Be sure to conduct positive and negative tests to account for all possible outcomes. For example, be sure to test when there are 0 results, exactly 1 result, >1 results, connection exceptions, etc.
Consider maintaining a simple "counter" in a document or process property that is incremented (using a simple Data Process custom script) for each iteration. Output this to the process log for debugging. You can also use the property to enforce a maximum number of iterations if desired.
IMPORTANT Keep the number of shapes executed recursively to an absolute minimum (this is another reason for using a subprocess).

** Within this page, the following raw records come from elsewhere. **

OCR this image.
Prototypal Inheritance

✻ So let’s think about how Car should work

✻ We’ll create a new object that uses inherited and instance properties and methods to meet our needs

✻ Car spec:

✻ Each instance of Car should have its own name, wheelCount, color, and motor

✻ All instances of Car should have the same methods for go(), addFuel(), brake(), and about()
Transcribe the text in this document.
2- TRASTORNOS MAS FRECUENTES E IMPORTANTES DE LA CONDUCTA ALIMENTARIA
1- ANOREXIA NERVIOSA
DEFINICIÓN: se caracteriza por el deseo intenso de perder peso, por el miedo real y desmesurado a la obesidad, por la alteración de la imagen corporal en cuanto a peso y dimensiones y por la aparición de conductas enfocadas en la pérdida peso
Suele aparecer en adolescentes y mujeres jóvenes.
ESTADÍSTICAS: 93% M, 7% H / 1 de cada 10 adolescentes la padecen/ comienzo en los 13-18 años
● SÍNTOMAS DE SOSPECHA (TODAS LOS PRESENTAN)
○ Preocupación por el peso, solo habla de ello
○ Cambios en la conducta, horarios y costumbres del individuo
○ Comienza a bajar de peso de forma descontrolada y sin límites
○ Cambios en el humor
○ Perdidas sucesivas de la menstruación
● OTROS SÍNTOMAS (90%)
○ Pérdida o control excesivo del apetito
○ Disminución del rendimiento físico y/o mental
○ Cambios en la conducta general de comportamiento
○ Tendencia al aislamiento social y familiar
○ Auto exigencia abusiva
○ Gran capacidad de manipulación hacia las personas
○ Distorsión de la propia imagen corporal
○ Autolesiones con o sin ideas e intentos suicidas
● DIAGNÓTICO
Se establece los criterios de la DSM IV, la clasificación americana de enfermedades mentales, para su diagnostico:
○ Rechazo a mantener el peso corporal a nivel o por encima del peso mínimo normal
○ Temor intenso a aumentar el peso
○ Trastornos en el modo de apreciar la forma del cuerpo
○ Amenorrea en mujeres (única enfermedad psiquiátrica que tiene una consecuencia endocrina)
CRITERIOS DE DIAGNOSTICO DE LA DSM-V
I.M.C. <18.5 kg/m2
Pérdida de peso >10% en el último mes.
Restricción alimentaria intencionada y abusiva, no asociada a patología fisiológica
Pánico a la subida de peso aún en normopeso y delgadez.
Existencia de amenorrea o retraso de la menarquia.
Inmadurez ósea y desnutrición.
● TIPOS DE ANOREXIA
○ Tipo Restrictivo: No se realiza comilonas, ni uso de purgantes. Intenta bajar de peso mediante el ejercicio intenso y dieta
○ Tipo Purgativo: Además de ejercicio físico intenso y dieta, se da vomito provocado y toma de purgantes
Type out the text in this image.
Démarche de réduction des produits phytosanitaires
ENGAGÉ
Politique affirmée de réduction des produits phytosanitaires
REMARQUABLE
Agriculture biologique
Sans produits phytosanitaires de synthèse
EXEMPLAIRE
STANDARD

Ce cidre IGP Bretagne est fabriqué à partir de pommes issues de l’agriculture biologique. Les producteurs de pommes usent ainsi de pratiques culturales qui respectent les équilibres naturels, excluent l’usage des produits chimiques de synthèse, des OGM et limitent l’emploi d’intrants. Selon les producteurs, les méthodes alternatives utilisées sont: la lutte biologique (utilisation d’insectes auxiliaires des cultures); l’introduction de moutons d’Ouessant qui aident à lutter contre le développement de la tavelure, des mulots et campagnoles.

After several hundred shape executions (the exact number will vary based on atom memory configuration) the process will fail with a StackOverflowException.
- Remember that document properties will continue to propagate through the recursive connector calls as long as you do not set parameters directly on the connector shape.
- If looking to create a generic subprocess for any time you need to query a list of results from the application (and if technically feasible given the API mechanics), you can "parameterize" it by setting document or process properties in the main process for values like record type, search criteria, page size, and more.
- This pattern should NOT be used to simply loop through documents individually. Remember process shapes inherently loop through and execute for each document within a group. For situations in which documents should be executed individually (e.g. one at a time), use the Flow Control shape.